Jon Juaristi-ABC

  • Vivimos bajo una forma posmoderna de terror revolucionario que produce e induce una forma posmoderna de cansancio

Los que todavía hicimos la mili, aquella cosa tan extraña, recordaremos que por fatigas, así en plural, se entendía aquellas aburridísimas jornadas que consistían en hacer de todo o de nada, desmontar las garitas para volverlas a montar, por ejemplo, o dar cera y sacar brillo al patio. Las fatigas producían un tipo de cansancio que no tenía que ver con la extenuación física, pero que era muy molesto y, tras el toque de fajina, no te dejaba ganas ni de jugar al póquer. Las fatigas te conectaban directamente con el tedium vitae.

Ahora que se cumple el año de la llegada del Covid-19 a España y de su puesta de largo el Día de la Mujer Trabajadora (su símbolo intemporal, el del coronavirus patrio, será ya para siempre la Carmen de Cabra -que no la de Merimée- disfrazada de bracero con su gorrilla campera), se empieza a hablar por todas partes de la ‘fatiga pandémica’. Así que parece oportuno entender de qué se habla, o sea, qué se ventila en este asunto.

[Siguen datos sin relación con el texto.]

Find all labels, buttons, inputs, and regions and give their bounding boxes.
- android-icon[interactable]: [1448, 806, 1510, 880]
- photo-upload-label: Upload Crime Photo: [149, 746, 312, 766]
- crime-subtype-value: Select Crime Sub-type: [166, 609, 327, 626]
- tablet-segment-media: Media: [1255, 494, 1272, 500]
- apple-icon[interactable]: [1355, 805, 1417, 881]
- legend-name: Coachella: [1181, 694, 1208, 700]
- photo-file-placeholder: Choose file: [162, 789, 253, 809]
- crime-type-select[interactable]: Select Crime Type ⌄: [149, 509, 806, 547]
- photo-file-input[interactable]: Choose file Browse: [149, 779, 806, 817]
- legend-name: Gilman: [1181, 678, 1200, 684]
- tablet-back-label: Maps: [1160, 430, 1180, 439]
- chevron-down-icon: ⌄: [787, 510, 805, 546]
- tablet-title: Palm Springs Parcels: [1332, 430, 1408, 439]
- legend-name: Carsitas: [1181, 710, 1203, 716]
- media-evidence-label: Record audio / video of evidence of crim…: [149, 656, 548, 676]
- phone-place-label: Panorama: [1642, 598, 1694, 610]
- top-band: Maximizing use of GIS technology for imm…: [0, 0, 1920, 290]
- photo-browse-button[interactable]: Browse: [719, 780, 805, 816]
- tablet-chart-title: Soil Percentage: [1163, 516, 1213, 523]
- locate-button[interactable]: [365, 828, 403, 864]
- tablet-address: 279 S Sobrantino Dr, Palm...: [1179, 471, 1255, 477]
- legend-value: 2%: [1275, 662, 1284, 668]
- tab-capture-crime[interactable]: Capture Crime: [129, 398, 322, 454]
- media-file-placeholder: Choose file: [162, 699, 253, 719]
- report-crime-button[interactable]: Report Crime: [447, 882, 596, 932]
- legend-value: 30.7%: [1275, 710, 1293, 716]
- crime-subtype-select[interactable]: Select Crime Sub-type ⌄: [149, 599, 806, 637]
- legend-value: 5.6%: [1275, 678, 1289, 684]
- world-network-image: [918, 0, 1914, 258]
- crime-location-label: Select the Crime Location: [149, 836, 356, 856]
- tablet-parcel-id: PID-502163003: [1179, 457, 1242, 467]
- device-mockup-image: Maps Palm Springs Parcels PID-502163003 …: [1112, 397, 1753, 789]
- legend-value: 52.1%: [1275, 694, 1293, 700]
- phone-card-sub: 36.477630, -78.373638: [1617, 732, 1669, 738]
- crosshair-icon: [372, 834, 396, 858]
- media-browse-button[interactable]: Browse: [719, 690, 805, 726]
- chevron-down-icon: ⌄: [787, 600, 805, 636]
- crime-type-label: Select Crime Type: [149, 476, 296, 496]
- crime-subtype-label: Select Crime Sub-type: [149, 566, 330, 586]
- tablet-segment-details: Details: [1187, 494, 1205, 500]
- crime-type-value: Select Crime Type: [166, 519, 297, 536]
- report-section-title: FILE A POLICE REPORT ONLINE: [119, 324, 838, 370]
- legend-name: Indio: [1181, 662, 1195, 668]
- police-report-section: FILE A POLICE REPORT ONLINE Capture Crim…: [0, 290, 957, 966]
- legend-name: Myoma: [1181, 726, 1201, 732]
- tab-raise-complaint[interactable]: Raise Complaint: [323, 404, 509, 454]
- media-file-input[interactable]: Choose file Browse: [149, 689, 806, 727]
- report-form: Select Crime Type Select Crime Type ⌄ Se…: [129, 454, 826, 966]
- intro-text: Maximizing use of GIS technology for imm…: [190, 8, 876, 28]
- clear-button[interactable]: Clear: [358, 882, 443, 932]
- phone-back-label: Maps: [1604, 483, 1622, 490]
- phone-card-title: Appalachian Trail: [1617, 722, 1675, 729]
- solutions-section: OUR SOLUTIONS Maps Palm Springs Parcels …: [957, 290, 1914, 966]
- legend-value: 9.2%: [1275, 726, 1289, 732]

Fatigar, del latín fatigare, tiene dos significados principales en español: cansar y perseguir. Del segundo de ellos, ya presente en la Égloga I de Garcilaso («andes a caza, el monte fatigando»), hace un uso frecuente Borges. Hay un caso magistral de aprovechamiento de la anfibología ‘cansar/perseguir’ en un escritor guipuzcoano del siglo XIX, Juan Venancio de Araquistain: «fatigando sus armas y su tierra». Me atrevería a aventurar que la expresión ‘fatiga pandémica’ actualiza también dicha dualidad semántica. Nos fatigamos porque nos fatigan, o sea, que nos cansamos porque nos persiguen. Como los ciervos de Garcilaso acosados por las jaurías de Pedro de Toledo, virrey de Nápoles, en vano vamos dilatando nuestro morir, y eso cansa. Cansa mucho que te persigan.

El ciudadano se ha convertido en presa. Vivimos en una situación de ‘terror blando’ (soft terror) que no deja de ser una forma posmoderna de terror revolucionario. Como en las formas clásicas de este último, estamos sometidos al antojo de un poder arbitrario que dilata la excepcionalidad jurídica con el objetivo de inocular el miedo en el fuero interno de cada hijo de vecino. Eso se consigue mediante una paradójica indeterminación ordenancista, una ausencia de normas claras que no impide la existencia de una normativa tácita. Como en las tragedias griegas, no sabemos cuáles son los límites que podemos transgredir culpablemente, pero seguro que existen y que, para nuestra desgracia, nos los saltaremos. Considérese, por ejemplo, el criterio expuesto, ante las posibles manifestaciones del 8 de marzo, por el delegado del gobierno en Madrid, ese Franquito del PSOE que no ha parado de fatigarnos en el doble sentido: no las prohibiré, aunque ya veremos cómo lo hago y hasta dónde las permito, para que no me echen la culpa de una cuarta ola, pues hay que respetar el derecho democrático a manifestarse, pero según para quién y cómo. En fin, qué canso es todo esto.